While the facilities department worked to keep hospital air free of coronavirus, Maria Zaragoza-Magno and 124 other custodial employees were implementing best practices to eradicate it from surfaces. On a daily basis, they don protective gear and thoroughly sanitize the rooms of COVID-19 patients, including those on ventilators. Zaragoza-Magno and her colleagues already possessed the skills needed to safely clean isolation rooms before the pandemic, and now they’ve taken additional measures, like using oxycide, a specialized disinfectant, on high-touch surfaces like faucet handles, light switches, and call buttons.

Dr. Soni points out that the work of environmental services staff carries as much risk of infection as that of doctors and nurses. “They still have to gear up, gown up, put on N95 masks, and go into that room,” he says. “They’ve stepped up.” From top to bottom, the roughly 700 employees at work in the two Palomar hospitals on any given day have all faced the risk of picking up the illness and taking it home to their families. “I don’t think there’s a group of nurses or physicians who have not worked with COVID-19 patients.”

Since the pandemic started, the number of non-coronavirus patients in the hospital has steeply declined, most likely because people are avoiding seeking treatment due to fear of catching the virus. For better or for worse, this has left specialists from other departments available to step in to help with COVID-19’s myriad complications, from thickening blood (thrombosis) to loss of elasticity in the lungs (fibrosis).

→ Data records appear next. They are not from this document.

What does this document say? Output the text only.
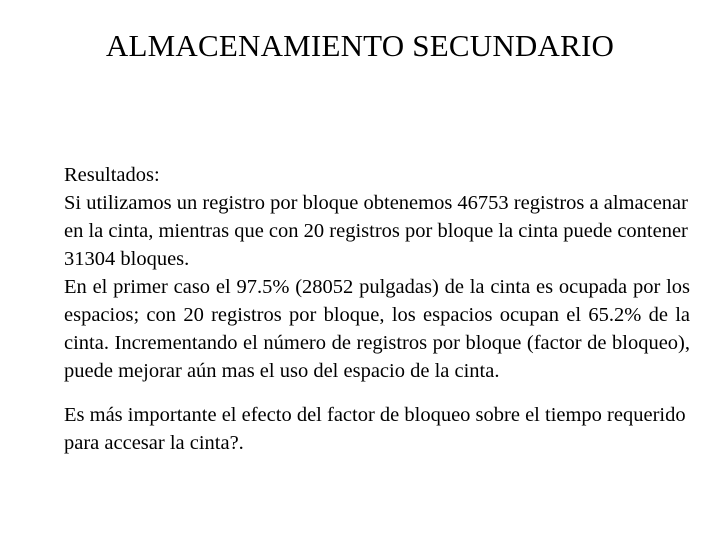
ALMACENAMIENTO SECUNDARIO

Resultados:

Si utilizamos un registro por bloque obtenemos 46753 registros a almacenar en la cinta, mientras que con 20 registros por bloque la cinta puede contener 31304 bloques.

En el primer caso el 97.5% (28052 pulgadas) de la cinta es ocupada por los espacios; con 20 registros por bloque, los espacios ocupan el 65.2% de la cinta. Incrementando el número de registros por bloque (factor de bloqueo), puede mejorar aún mas el uso del espacio de la cinta.

Es más importante el efecto del factor de bloqueo sobre el tiempo requerido para accesar la cinta?.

Curing the Unknown / Maria Zaragoza-Magno

Maria Zaragoza-Magno is one of 125 environmental health services workers dedicated to sanitizing the isolation rooms.

Jenny Siegwart

As professional and public understanding of this confounding new illness changed, at times drastically, Soni credits department leaders with helping develop and implement new protocols on the fly. “I think, as a patient, you’re coming into the hospital expecting your physicians to know everything,” he says. “But we were kind of in a no-man’s land.”

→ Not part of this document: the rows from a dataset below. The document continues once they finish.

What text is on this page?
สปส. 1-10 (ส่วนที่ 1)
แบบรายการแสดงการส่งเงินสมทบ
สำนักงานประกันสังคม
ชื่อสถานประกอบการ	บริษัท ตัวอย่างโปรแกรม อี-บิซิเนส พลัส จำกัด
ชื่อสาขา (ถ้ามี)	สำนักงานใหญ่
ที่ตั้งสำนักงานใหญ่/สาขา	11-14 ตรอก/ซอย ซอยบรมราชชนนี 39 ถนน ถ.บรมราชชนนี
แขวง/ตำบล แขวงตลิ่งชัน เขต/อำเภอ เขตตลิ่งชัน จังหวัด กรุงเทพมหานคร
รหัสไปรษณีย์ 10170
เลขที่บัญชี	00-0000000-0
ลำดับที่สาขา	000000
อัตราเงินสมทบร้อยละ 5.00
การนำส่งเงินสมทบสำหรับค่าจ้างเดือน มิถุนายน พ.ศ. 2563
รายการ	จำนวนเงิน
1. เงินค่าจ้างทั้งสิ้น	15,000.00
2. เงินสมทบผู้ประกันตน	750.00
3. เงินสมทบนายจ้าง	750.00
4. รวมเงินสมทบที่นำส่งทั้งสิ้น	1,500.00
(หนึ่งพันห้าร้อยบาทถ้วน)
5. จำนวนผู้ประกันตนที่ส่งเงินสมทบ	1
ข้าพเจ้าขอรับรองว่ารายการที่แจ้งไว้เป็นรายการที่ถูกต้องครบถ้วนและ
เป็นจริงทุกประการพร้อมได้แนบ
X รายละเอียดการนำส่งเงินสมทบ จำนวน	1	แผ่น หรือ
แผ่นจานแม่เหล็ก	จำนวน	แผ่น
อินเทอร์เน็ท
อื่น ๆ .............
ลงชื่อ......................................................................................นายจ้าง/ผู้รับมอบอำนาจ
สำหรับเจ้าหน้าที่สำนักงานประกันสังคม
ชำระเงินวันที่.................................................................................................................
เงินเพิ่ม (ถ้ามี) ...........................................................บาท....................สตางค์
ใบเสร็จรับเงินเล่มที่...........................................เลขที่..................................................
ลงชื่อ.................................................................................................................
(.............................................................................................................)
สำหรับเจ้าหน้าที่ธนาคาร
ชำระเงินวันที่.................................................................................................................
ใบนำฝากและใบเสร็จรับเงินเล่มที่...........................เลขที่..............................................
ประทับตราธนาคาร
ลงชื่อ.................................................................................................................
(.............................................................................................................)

A committee of department heads worked together, seven days a week, deliberating over email threads in response to new data and treatment guidance. The pharmacy team fought to secure medications, lab directors sought materials to reduce test result times from days to hours, anesthesiologists implemented plasma transfusion plans, the heads of emergency and critical care kept teams up to date, and the IT staff kept the hospitals’ internal systems updated so providers could successfully order and track shifting courses of treatment.

Soni also lauds the Palomar Health board of directors, who, by May’s end, had spent $4 million to keep the medical centers supplied with materials necessary for both prevention and treatment. In addition to the cost of negative pressure rooms, protective gear, and hard-to-find medications, Palomar Health boosted the number of ventilators on hand from 40 to 160.

Meanwhile, less-invasive treatments have evolved from pursuing unproven long shots (like hydroxychloroquine) to banking on a four-pronged combination supported by the latest research: anti­coagulants to prevent thrombosis; plasma infusions from COVID-19 survivors to accelerate immune system response; the corticosteroid dexamethasone to reduce inflammation; and the go-to antiviral drug remdesivir, which has only recently become readily available to all patients who need it.

As September began, 47 Palomar Health patients had died from COVID-19, so the system stood at an 88 percent survival rate, versus 78 percent in San Diego overall. Soni observes that the results have improved since this spring, but he already has his mind set on the upcoming flu season. “How is your body going to react?” he wonders. “That’s the big unknown right now. That’s what keeps me up at night.”

Nevertheless, Martinez stresses that people who need treatment for ailments other than COVID-19 should feel confident and safe in visiting the hospital. “It is safe to come in,” she says.